A raíz de la crisis de la covid, la situación general ha empeorado todos los indicadores de todas las economías. Caen los ingresos fiscales en todos los países por la paralización que han supuesto los confinamientos, han aumentado los gastos, como lo ha hecho la deuda… En España, si durante 2019 se habían recaudado 200.000 millones de euros hasta noviembre, en el mismo periodo de 2020 la recaudación había caído un 10%, hasta los 180.000 millones. Falta aún por cerrar diciembre, pero no cabe esperar una mejora. Mientras tanto, el gasto público se disparaba y llevaba el déficit público, en una primera aproximación de la ministra Montero, hasta el 11.3% del PIB. Desde 1980, España sólo ha cerrado sus cuentas con superávit en los tres ejercicios anteriores a la crisis financiera de 2008.

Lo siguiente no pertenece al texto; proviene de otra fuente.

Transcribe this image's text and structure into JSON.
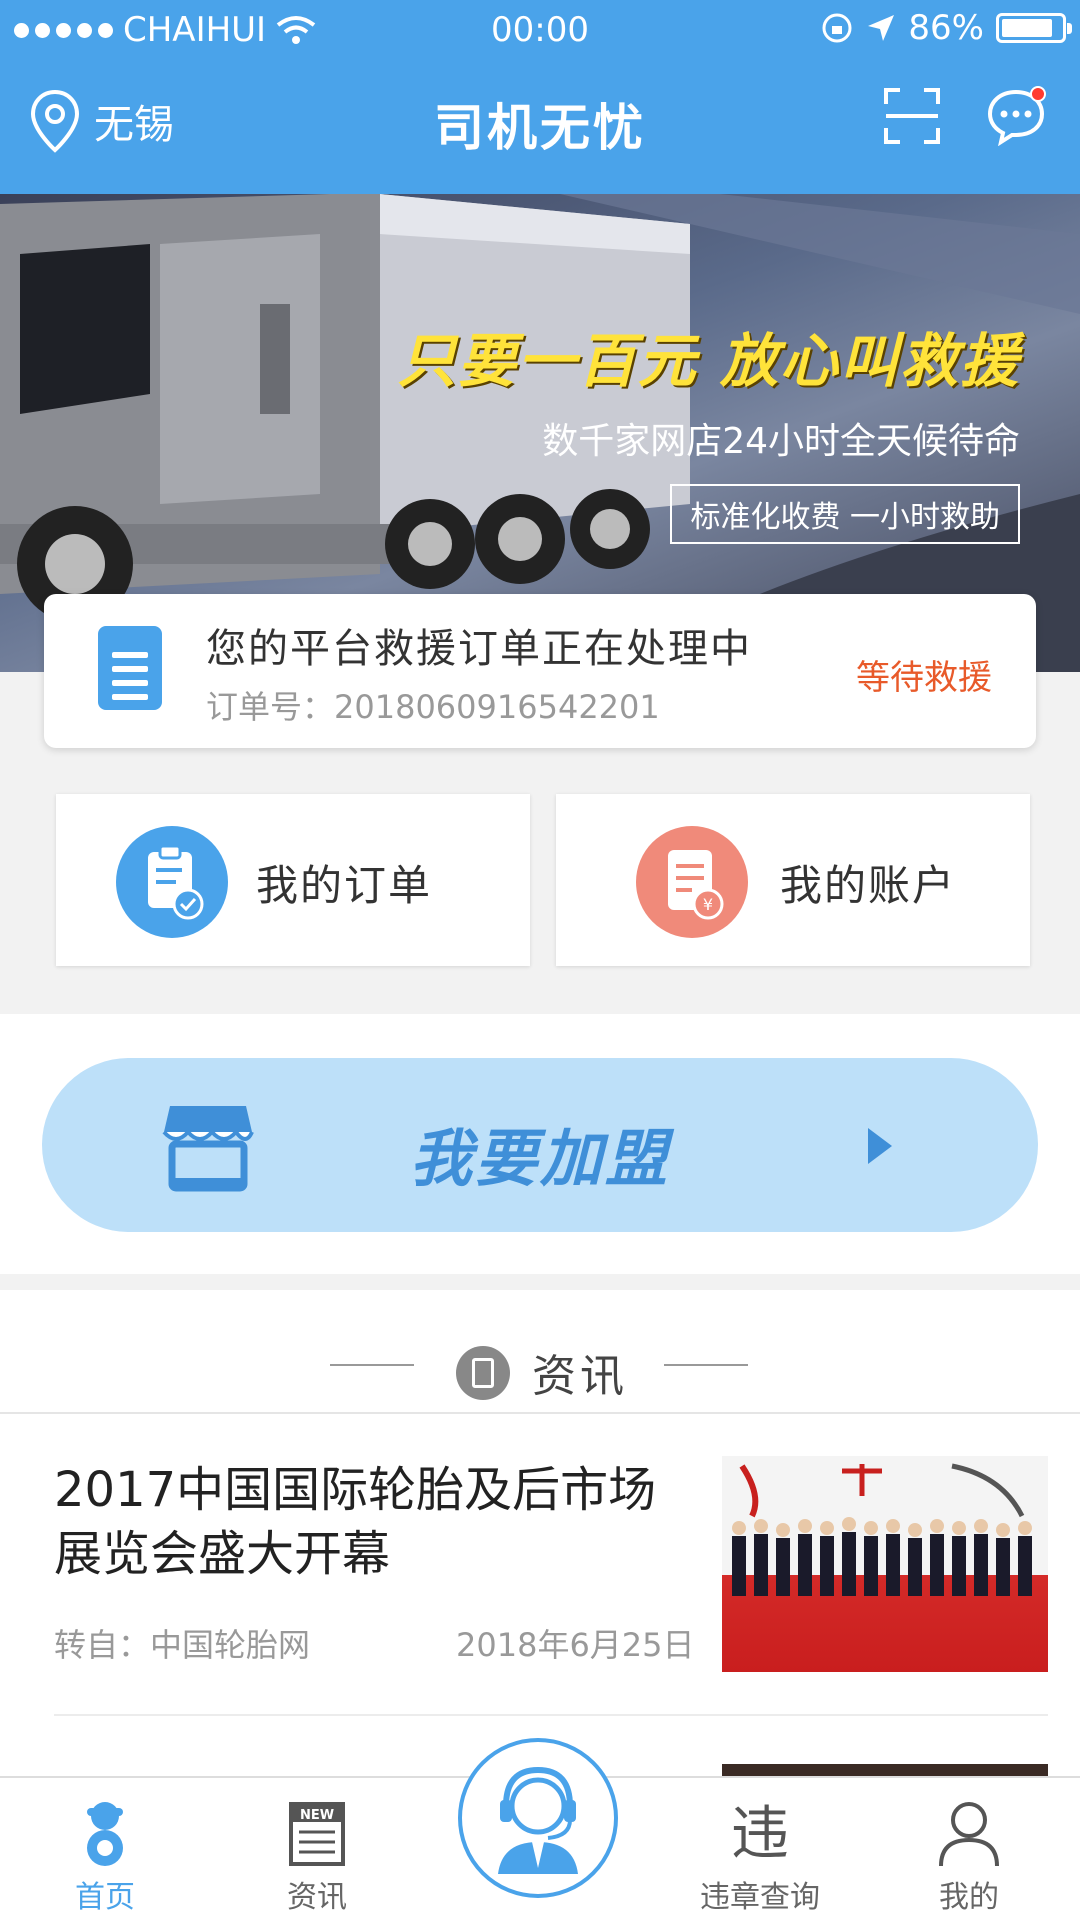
{
  "status_bar": {
    "carrier": "CHAIHUI",
    "time": "00:00",
    "battery": "86%"
  },
  "nav": {
    "location": "无锡",
    "title": "司机无忧"
  },
  "banner": {
    "headline": "只要一百元 放心叫救援",
    "subline": "数千家网店24小时全天候待命",
    "boxed": "标准化收费 一小时救助"
  },
  "order_card": {
    "title": "您的平台救援订单正在处理中",
    "order_no": "订单号：2018060916542201",
    "status": "等待救援",
    "status_color": "#e85a2a"
  },
  "quick_actions": [
    {
      "label": "我的订单",
      "color": "#4aa3ea",
      "icon": "clipboard-check-icon"
    },
    {
      "label": "我的账户",
      "color": "#f08a7a",
      "icon": "bill-yuan-icon"
    }
  ],
  "join": {
    "label": "我要加盟"
  },
  "news": {
    "section_title": "资讯",
    "items": [
      {
        "title": "2017中国国际轮胎及后市场展览会盛大开幕",
        "source": "转自：中国轮胎网",
        "date": "2018年6月25日"
      }
    ]
  },
  "tabbar": {
    "tabs": [
      {
        "label": "首页",
        "active": true
      },
      {
        "label": "资讯",
        "active": false
      },
      {
        "label": "违章查询",
        "active": false
      },
      {
        "label": "我的",
        "active": false
      }
    ],
    "accent": "#4aa3ea"
  }
}
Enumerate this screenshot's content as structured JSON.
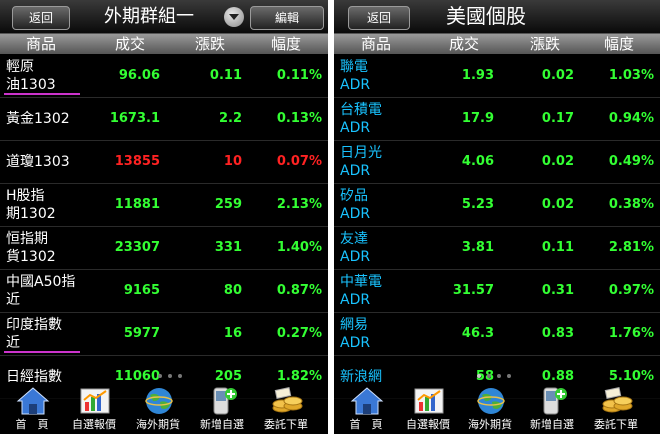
{
  "left": {
    "back_label": "返回",
    "title": "外期群組一",
    "edit_label": "編輯",
    "columns": [
      "商品",
      "成交",
      "漲跌",
      "幅度"
    ],
    "rows": [
      {
        "name1": "輕原",
        "name2": "油1303",
        "price": "96.06",
        "change": "0.11",
        "pct": "0.11%",
        "color": "g"
      },
      {
        "name1": "黃金1302",
        "name2": "",
        "price": "1673.1",
        "change": "2.2",
        "pct": "0.13%",
        "color": "g"
      },
      {
        "name1": "道瓊1303",
        "name2": "",
        "price": "13855",
        "change": "10",
        "pct": "0.07%",
        "color": "r"
      },
      {
        "name1": "H股指",
        "name2": "期1302",
        "price": "11881",
        "change": "259",
        "pct": "2.13%",
        "color": "g"
      },
      {
        "name1": "恒指期",
        "name2": "貨1302",
        "price": "23307",
        "change": "331",
        "pct": "1.40%",
        "color": "g"
      },
      {
        "name1": "中國A50指",
        "name2": "近",
        "price": "9165",
        "change": "80",
        "pct": "0.87%",
        "color": "g"
      },
      {
        "name1": "印度指數",
        "name2": "近",
        "price": "5977",
        "change": "16",
        "pct": "0.27%",
        "color": "g"
      },
      {
        "name1": "日經指數",
        "name2": "",
        "price": "11060",
        "change": "205",
        "pct": "1.82%",
        "color": "g"
      }
    ]
  },
  "right": {
    "back_label": "返回",
    "title": "美國個股",
    "columns": [
      "商品",
      "成交",
      "漲跌",
      "幅度"
    ],
    "rows": [
      {
        "name1": "聯電",
        "name2": "ADR",
        "price": "1.93",
        "change": "0.02",
        "pct": "1.03%",
        "color": "g"
      },
      {
        "name1": "台積電",
        "name2": "ADR",
        "price": "17.9",
        "change": "0.17",
        "pct": "0.94%",
        "color": "g"
      },
      {
        "name1": "日月光",
        "name2": "ADR",
        "price": "4.06",
        "change": "0.02",
        "pct": "0.49%",
        "color": "g"
      },
      {
        "name1": "矽品",
        "name2": "ADR",
        "price": "5.23",
        "change": "0.02",
        "pct": "0.38%",
        "color": "g"
      },
      {
        "name1": "友達",
        "name2": "ADR",
        "price": "3.81",
        "change": "0.11",
        "pct": "2.81%",
        "color": "g"
      },
      {
        "name1": "中華電",
        "name2": "ADR",
        "price": "31.57",
        "change": "0.31",
        "pct": "0.97%",
        "color": "g"
      },
      {
        "name1": "網易",
        "name2": "ADR",
        "price": "46.3",
        "change": "0.83",
        "pct": "1.76%",
        "color": "g"
      },
      {
        "name1": "新浪網",
        "name2": "",
        "price": "58",
        "change": "0.88",
        "pct": "5.10%",
        "color": "g"
      }
    ]
  },
  "tabs": [
    {
      "label": "首　頁",
      "icon": "home-icon"
    },
    {
      "label": "自選報價",
      "icon": "chart-icon"
    },
    {
      "label": "海外期貨",
      "icon": "globe-icon"
    },
    {
      "label": "新增自選",
      "icon": "phone-add-icon"
    },
    {
      "label": "委託下單",
      "icon": "coins-icon"
    }
  ],
  "colors": {
    "up": "#33ff33",
    "down": "#ff2222",
    "header_bg": "#808080",
    "accent": "#cc33cc"
  }
}
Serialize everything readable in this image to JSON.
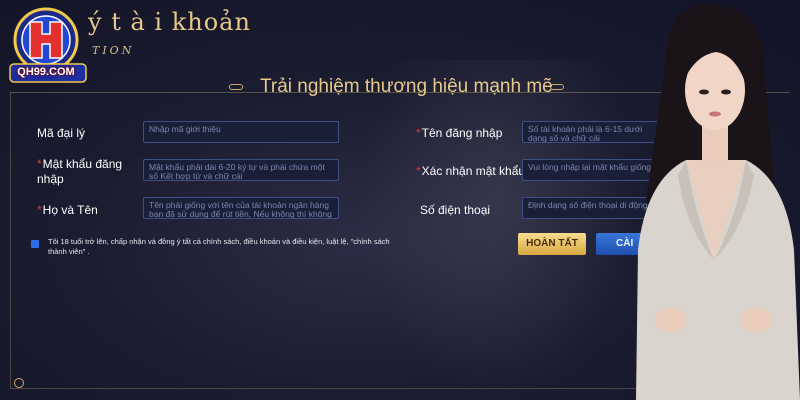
{
  "header": {
    "title": "ý t à i khoản",
    "subtitle": "TION",
    "logo_text": "QH99.COM"
  },
  "form": {
    "title": "Trải nghiệm thương hiệu mạnh mẽ",
    "fields": {
      "agent_code": {
        "label": "Mã đại lý",
        "placeholder": "Nhập mã giới thiệu"
      },
      "username": {
        "label": "Tên đăng nhập",
        "placeholder": "Số tài khoản phải là 6-15 dưới dạng số và chữ cái"
      },
      "password": {
        "label": "Mật khẩu đăng nhập",
        "placeholder": "Mật khẩu phải dài 6-20 ký tự và phải chứa một số Kết hợp từ và chữ cái"
      },
      "confirm_password": {
        "label": "Xác nhận mật khẩu",
        "placeholder": "Vui lòng nhập lại mật khẩu giống"
      },
      "full_name": {
        "label": "Họ và Tên",
        "placeholder": "Tên phải giống với tên của tài khoản ngân hàng bạn đã sử dụng để rút tiền, Nếu không thì không thể rút"
      },
      "phone": {
        "label": "Số điện thoại",
        "placeholder": "Định dạng số điện thoại di động"
      }
    },
    "required_mark": "*",
    "terms": "Tôi 18 tuổi trở lên, chấp nhận và đồng ý tất cả chính sách, điều khoản và điều kiện, luật lệ, \"chính sách thành viên\" .",
    "finish_button": "HOÀN TẤT",
    "cancel_button": "CÀI"
  },
  "colors": {
    "accent_gold": "#e6c98a",
    "field_border": "#3f4f86",
    "cancel_blue": "#2f6ee8"
  }
}
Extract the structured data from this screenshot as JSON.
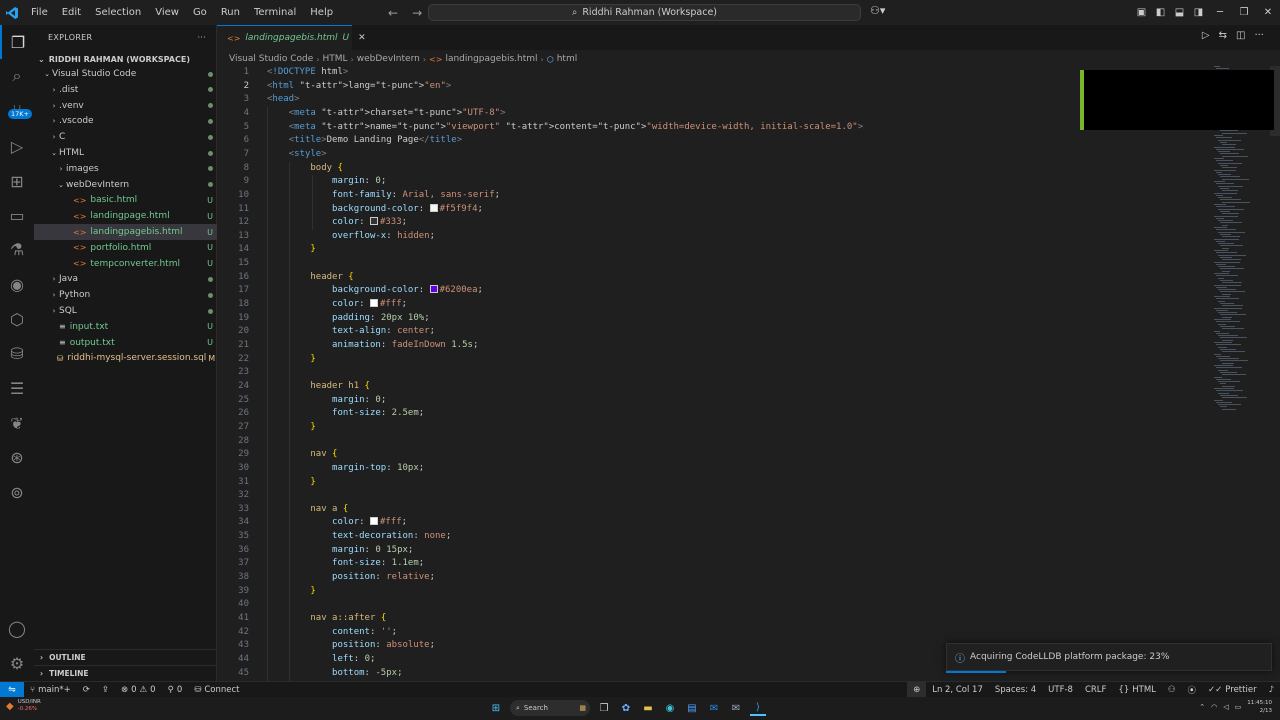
{
  "menu": [
    "File",
    "Edit",
    "Selection",
    "View",
    "Go",
    "Run",
    "Terminal",
    "Help"
  ],
  "command_center": "Riddhi Rahman (Workspace)",
  "explorer": {
    "title": "EXPLORER",
    "workspace": "RIDDHI RAHMAN (WORKSPACE)",
    "items": [
      {
        "label": "Visual Studio Code",
        "status": "",
        "depth": 0,
        "kind": "folder-open"
      },
      {
        "label": ".dist",
        "status": "",
        "depth": 1,
        "kind": "folder"
      },
      {
        "label": ".venv",
        "status": "",
        "depth": 1,
        "kind": "folder"
      },
      {
        "label": ".vscode",
        "status": "",
        "depth": 1,
        "kind": "folder"
      },
      {
        "label": "C",
        "status": "",
        "depth": 1,
        "kind": "folder"
      },
      {
        "label": "HTML",
        "status": "",
        "depth": 1,
        "kind": "folder-open"
      },
      {
        "label": "images",
        "status": "",
        "depth": 2,
        "kind": "folder"
      },
      {
        "label": "webDevIntern",
        "status": "",
        "depth": 2,
        "kind": "folder-open"
      },
      {
        "label": "basic.html",
        "status": "U",
        "depth": 3,
        "kind": "file"
      },
      {
        "label": "landingpage.html",
        "status": "U",
        "depth": 3,
        "kind": "file"
      },
      {
        "label": "landingpagebis.html",
        "status": "U",
        "depth": 3,
        "kind": "file",
        "selected": true
      },
      {
        "label": "portfolio.html",
        "status": "U",
        "depth": 3,
        "kind": "file"
      },
      {
        "label": "tempconverter.html",
        "status": "U",
        "depth": 3,
        "kind": "file"
      },
      {
        "label": "Java",
        "status": "",
        "depth": 1,
        "kind": "folder"
      },
      {
        "label": "Python",
        "status": "",
        "depth": 1,
        "kind": "folder"
      },
      {
        "label": "SQL",
        "status": "",
        "depth": 1,
        "kind": "folder"
      },
      {
        "label": "input.txt",
        "status": "U",
        "depth": 1,
        "kind": "txt"
      },
      {
        "label": "output.txt",
        "status": "U",
        "depth": 1,
        "kind": "txt"
      },
      {
        "label": "riddhi-mysql-server.session.sql",
        "status": "M",
        "depth": 1,
        "kind": "sql"
      }
    ],
    "outline": "OUTLINE",
    "timeline": "TIMELINE"
  },
  "tab": {
    "label": "landingpagebis.html",
    "status": "U"
  },
  "breadcrumbs": [
    "Visual Studio Code",
    "HTML",
    "webDevIntern",
    "landingpagebis.html",
    "html"
  ],
  "code_lines": [
    "<!DOCTYPE html>",
    "<html lang=\"en\">",
    "<head>",
    "    <meta charset=\"UTF-8\">",
    "    <meta name=\"viewport\" content=\"width=device-width, initial-scale=1.0\">",
    "    <title>Demo Landing Page</title>",
    "    <style>",
    "        body {",
    "            margin: 0;",
    "            font-family: Arial, sans-serif;",
    "            background-color: #f5f9f4;",
    "            color: #333;",
    "            overflow-x: hidden;",
    "        }",
    "",
    "        header {",
    "            background-color: #6200ea;",
    "            color: #fff;",
    "            padding: 20px 10%;",
    "            text-align: center;",
    "            animation: fadeInDown 1.5s;",
    "        }",
    "",
    "        header h1 {",
    "            margin: 0;",
    "            font-size: 2.5em;",
    "        }",
    "",
    "        nav {",
    "            margin-top: 10px;",
    "        }",
    "",
    "        nav a {",
    "            color: #fff;",
    "            text-decoration: none;",
    "            margin: 0 15px;",
    "            font-size: 1.1em;",
    "            position: relative;",
    "        }",
    "",
    "        nav a::after {",
    "            content: '';",
    "            position: absolute;",
    "            left: 0;",
    "            bottom: -5px;"
  ],
  "swatches": {
    "11": "#f5f9f4",
    "12": "#333333",
    "17": "#6200ea",
    "18": "#ffffff",
    "34": "#ffffff"
  },
  "current_line": 2,
  "notification": "Acquiring CodeLLDB platform package: 23%",
  "status": {
    "branch": "main*+",
    "errors": "0",
    "warnings": "0",
    "ports": "0",
    "connect": "Connect",
    "cursor": "Ln 2, Col 17",
    "spaces": "Spaces: 4",
    "encoding": "UTF-8",
    "eol": "CRLF",
    "language": "HTML",
    "prettier": "Prettier"
  },
  "taskbar": {
    "ticker_name": "USD/INR",
    "ticker_change": "-0.26%",
    "search": "Search",
    "time": "11:45:10",
    "date": "2/13"
  },
  "colors": {
    "accent": "#0078d4",
    "untracked": "#73c991",
    "modified": "#e2c08d"
  }
}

Incrementos de la deuda pública muy por encima del crecimiento estimado de una economía introducen elementos distorsionadores en el mercado, tanto desde la perspectiva de la confianza como de la vulnerabilidad y la solvencia. Conscientes de ello, todos los economistas tratamos de buscar soluciones al problema, porque todos somos conscientes de que tal situación, a largo plazo, es insostenible. Pero mientras que algunos luchamos por racionalizar el gasto, otros se dejan llevar por los cantos de las sirenas que susurran que la deuda nunca se paga, que se puede imprimir dinero, que se puede cancelar la deuda, que se pueden subir los impuestos, porque siempre queda un euro que arañar a ese delincuente en potencia que es el ciudadano. Nos hemos acostumbrado a los llamamientos a la solidaridad, a las coacciones morales que nos muestran los enormes gastos que supone nuestra sanidad mientras ocultan los dispendios de miles de millones de euros en ministerios inútiles, en multiplicación de servicios idénticos en todos los niveles del Estado, a las campañas de sensibilización moralistas que tan bien describen Rodríguez Braun, Blanco y Ávila en su magnífico Hacienda somos todos, cariño. Al final, las sirenas, vestidas de harapos, dejarán de cantar, y sólo escucharemos sus llantos por encima del mar de deuda.